Yo confieso que en un momento de debilidad y cuando ya aquellos regímenes dictatoriales se habían extinguido -todos somos humanos al fin y al cabo- me sentí tentado de pedirle al presidente Bush que me acogiera unos meses en la cárcel de Guantánamo con cualquier excusa para poder después lloriquear por todas las televisiones los malos tratos recibidos por culpa de un error judicial y ganar varios premios literarios a los que entonces me quería presentar. Pero la verdad es que me arrepentí de mis intenciones al ver algunas escenas de aquella prisión a la que eran enviados los islamistas capturados en Afganistán: los presos caminaban a pasitos tan cortos que empecé a sospechar que eso no podía deberse al peso de las cadenas que sujetaban sus pies y sus manos sino a que, limitada su movilidad por esa situación, se hacían caca en los pantalones. Desistí pues de esas ideas y me resigné a no ser nunca premiado porque, con independencia de la calidad de lo que yo escribiera, tenía que reconocer que era muy facha, y no podía tampoco entrar en la siguiente categoría de premiados: la de aquellos que, siendo ya conocidos por ser de izquierdas, nadaban a sus anchas entre los políticos y las personas influyentes en el mundo editorial. Y menos aún podría entrar en la última categoría de premiados, que hoy abarca a todos los géneros literarios: la de aquellos que insultan a España y ultrajan su bandera, blasfeman contra Dios y al Virgen, celebran la insurrección y la violencia en Cataluña y, en general, a los que apoyan las ideas más insensatas que propone la izquierda radical para que a España no la reconozca ni la madre que la parió.

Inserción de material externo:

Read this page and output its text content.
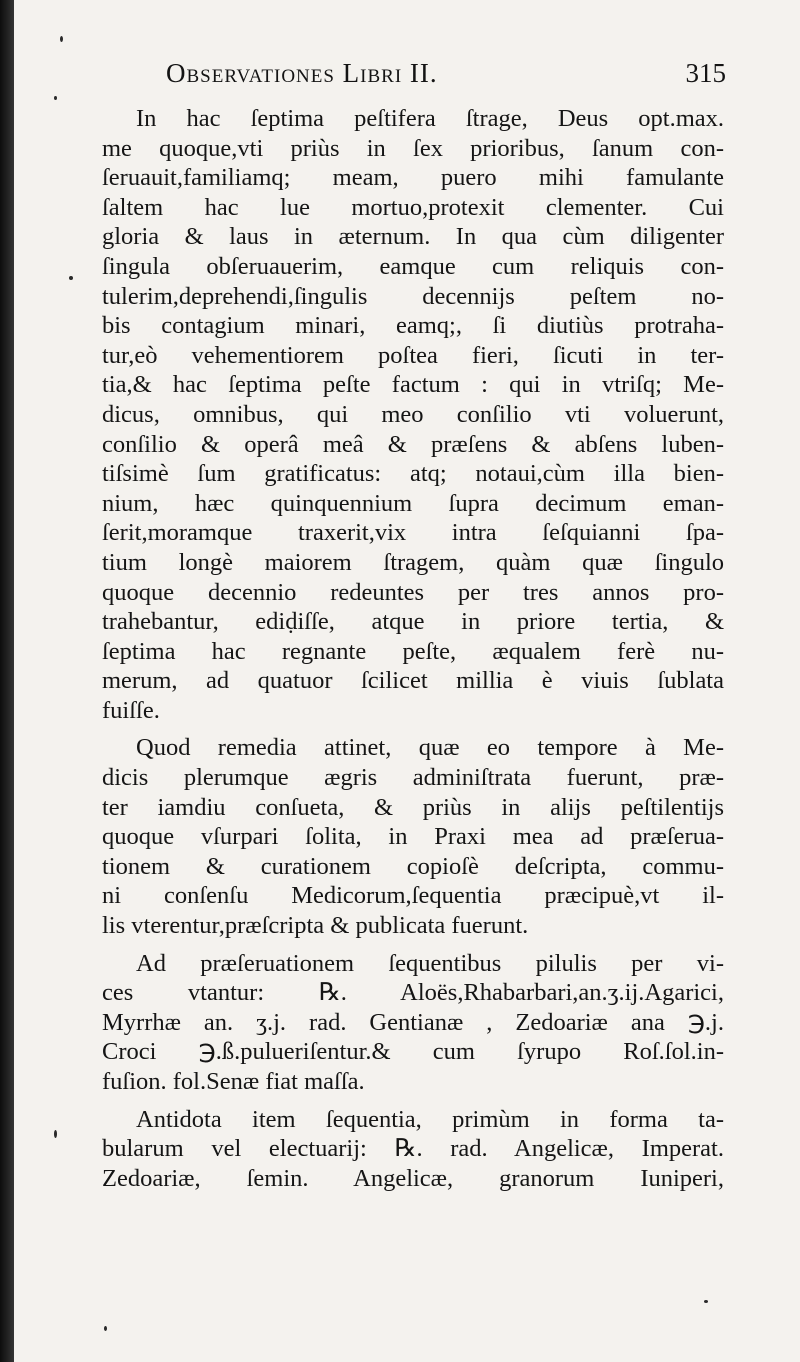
Observationes Libri II.	315

In hac ſeptima peſtifera ſtrage, Deus opt.max.
me quoque,vti priùs in ſex prioribus, ſanum con-
ſeruauit,familiamq; meam, puero mihi famulante
ſaltem hac lue mortuo,protexit clementer. Cui
gloria & laus in æternum. In qua cùm diligenter
ſingula obſeruauerim, eamque cum reliquis con-
tulerim,deprehendi,ſingulis decennijs peſtem no-
bis contagium minari, eamq;, ſi diutiùs protraha-
tur,eò vehementiorem poſtea fieri, ſicuti in ter-
tia,& hac ſeptima peſte factum : qui in vtriſq; Me-
dicus, omnibus, qui meo conſilio vti voluerunt,
conſilio & operâ meâ & præſens & abſens luben-
tiſsimè ſum gratificatus: atq; notaui,cùm illa bien-
nium, hæc quinquennium ſupra decimum eman-
ſerit,moramque traxerit,vix intra ſeſquianni ſpa-
tium longè maiorem ſtragem, quàm quæ ſingulo
quoque decennio redeuntes per tres annos pro-
trahebantur, ediḍiſſe, atque in priore tertia, &
ſeptima hac regnante peſte, æqualem ferè nu-
merum, ad quatuor ſcilicet millia è viuis ſublata
fuiſſe.

Quod remedia attinet, quæ eo tempore à Me-
dicis plerumque ægris adminiſtrata fuerunt, præ-
ter iamdiu conſueta, & priùs in alijs peſtilentijs
quoque vſurpari ſolita, in Praxi mea ad præſerua-
tionem & curationem copioſè deſcripta, commu-
ni conſenſu Medicorum,ſequentia præcipuè,vt il-
lis vterentur,præſcripta & publicata fuerunt.

Ad præſeruationem ſequentibus pilulis per vi-
ces vtantur: ℞. Aloës,Rhabarbari,an.ʒ.ij.Agarici,
Myrrhæ an. ʒ.j. rad. Gentianæ , Zedoariæ ana ℈.j.
Croci ℈.ß.pulueriſentur.& cum ſyrupo Roſ.ſol.in-
fuſion. fol.Senæ fiat maſſa.

Antidota item ſequentia, primùm in forma ta-
bularum vel electuarij: ℞. rad. Angelicæ, Imperat.
Zedoariæ, ſemin. Angelicæ, granorum Iuniperi,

El caso es que por un motivo u otro nuestras bibliotecas públicas se han llenado de obras poéticas carentes de interés que casi nadie lee porque al cogerlas y abrir sus páginas nuestra alma, en vez de encumbrarse a las mayores alturas embebida por el néctar de la verdadera poesía, se nos cae directamente a los pies de puro aburrimiento. Esto no impide que a efectos meramente didácticos -y por si le sirve a los autores de libros de texto para escolares- podamos hacer una clasificación de esas obras que a veces el azar pone en nuestras manos en alguna o varias de las siguientes categorías: ininteligibles, tediosas, pretenciosas, insustanciales, prosaicas, desaliñadas, panfletarias, afectadas, ordinarias o ripiosas. Se han escrito así montañas de libros que a nadie interesan, ni a sus propios editores, pero que ocupan un espacio que bien se podría aprovechar para llenarlo de objetos decorativos chinos que alegren la vista. Y por todo ello me ofrezco a prestar un gran servicio a la cultura nacional: Con más paciencia pero menos puntería que las que empleo para deshacer la colilla que flota en un inodoro podría convertir en una inmensa sopa de letras una buena parte de esos libros de poemas que han obtenido en todos estos años un premio literario y, de paso, el resto de la obra publicada de sus autores. Solo que para ello tendría que beberme todo el agua del río Guadalquivir.
Y si el pueblo reconoce y aplaude mi audacia en pro de la regeneración de la cultura patria, prometo beberme también el agua del Guadiana y darme una pasadita por todos los museos de arte contemporáneo españoles. Pero eso ya es otra historia.